Wir sehen das Problem, das die Gemeinde aus dem An- und Verkauf sowie der Erschließung von Baugebieten ca. 5% des Haushaltes bestreitet. Die Landesregierung hat strikte Vorgaben zum Flächenverbrauch gemacht. Leerstände und Eigentumsverhältnisse in der Kernstadt und den Ortschaften sollten erfasst werden und  der Bauleitplanung muss ein größeres Gewicht beigemessen werden.

Zur Reduzierung der Energiekosten und Verbesserung der CO2-Bilanz  fordern wir ein Gebäudemanagement, das sich auf weitreichende energiepolitische Ziele festlegt und regenerative Energien in allen großen Gebäuden zur Wärmegewinnung vorsieht. Eine Aufstockung der Mittel bringt in diesem Bereich schon mittelfristig kalkulierbare Einsparungen.

Das Neue Kommunale Haushaltsrecht zwingt zu einer strategischen Zielplanungjährigen Zeitraum. Damit wird sie ein prägendes Instrument der Stadtentwicklung. Dazu brauchen wir neben den üblichen Beratungen in den Gremien eine transparente Darstellung für die Öffentlichkeit.

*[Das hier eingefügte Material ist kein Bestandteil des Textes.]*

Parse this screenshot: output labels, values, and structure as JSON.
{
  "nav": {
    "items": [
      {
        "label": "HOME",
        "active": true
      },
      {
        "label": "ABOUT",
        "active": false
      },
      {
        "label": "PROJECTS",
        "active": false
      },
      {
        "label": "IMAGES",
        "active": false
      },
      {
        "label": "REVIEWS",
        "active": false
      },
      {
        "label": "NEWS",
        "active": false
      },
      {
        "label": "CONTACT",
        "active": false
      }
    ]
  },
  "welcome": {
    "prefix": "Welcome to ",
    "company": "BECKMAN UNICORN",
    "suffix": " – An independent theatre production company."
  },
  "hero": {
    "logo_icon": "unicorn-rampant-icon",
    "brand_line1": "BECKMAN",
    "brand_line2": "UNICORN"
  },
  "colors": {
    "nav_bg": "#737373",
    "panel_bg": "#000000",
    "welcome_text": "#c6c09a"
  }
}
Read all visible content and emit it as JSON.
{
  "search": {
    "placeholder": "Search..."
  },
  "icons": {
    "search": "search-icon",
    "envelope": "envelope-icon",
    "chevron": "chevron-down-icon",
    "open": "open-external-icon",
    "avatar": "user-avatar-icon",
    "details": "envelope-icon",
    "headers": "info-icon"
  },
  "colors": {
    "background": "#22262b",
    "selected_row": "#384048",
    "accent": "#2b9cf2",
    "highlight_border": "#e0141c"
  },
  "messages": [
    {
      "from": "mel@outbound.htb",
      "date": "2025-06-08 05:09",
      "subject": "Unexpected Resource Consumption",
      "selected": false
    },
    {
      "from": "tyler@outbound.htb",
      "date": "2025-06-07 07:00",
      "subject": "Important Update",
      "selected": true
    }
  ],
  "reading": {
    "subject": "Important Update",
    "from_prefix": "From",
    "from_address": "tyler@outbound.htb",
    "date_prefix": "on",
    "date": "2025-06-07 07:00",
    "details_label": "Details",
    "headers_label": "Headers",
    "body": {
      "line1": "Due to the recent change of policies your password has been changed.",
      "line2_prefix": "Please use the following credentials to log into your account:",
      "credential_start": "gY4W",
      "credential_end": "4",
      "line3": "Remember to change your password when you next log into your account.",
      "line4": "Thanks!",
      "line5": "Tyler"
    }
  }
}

Insbesondere bei der Unterhaltung von Straßen und Gebäuden erwarten wir uns hier eine bessere Planbarkeit. Hier soll nach einer Phase der Begehung, Bewertung und Priorisierung ein langfristig angelegter Sanierungsplan eingerichtet werden.

Wir halten weiter an der Stadtmarketing- und Wirtschaftsförderung GmbH mit ihren Strukturen fest.

Bei der Ansiedlung von Gewerbe möchten wir in Zukunft einen genauen Blick auf zu erwartende Synergien, Nebeneffekte und Wirtschaftlichkeit der Ansiedlung werfen. Für den  Gewerbepark Ba.sic fordern wir eine stärkere Orientierung an den ursprünglichen Ansiedlungszielen.

Wir wollen unter dem Oberbegriff Öko² = Ökologie + Ökonomie Klimaschutz und verbesserte Wettbewerbsfähigkeit zusammenbringen und bei den Kehler Unternehmen um verstärkte Investitionen in Energie- und Ressourceneffizienz werben. Die Stadtmarketing- und Wirtschaftsförderung GmbH soll weiterentwickelt werden, um diese Ziele zu unterstützen.

Den lokalen Landwirten legen wir die Gründung einer regionalen Vermarktungsgesellschaft ans Herz. Die naturnahe Bewirtschaftung der Flächen in Kehl und vor allem den Ortschaften erschließt den ertragreicheren Markt der biologisch erzeugten Lebensmittel. Und die Natur freut sich über ein Mehr an Artenreichtum.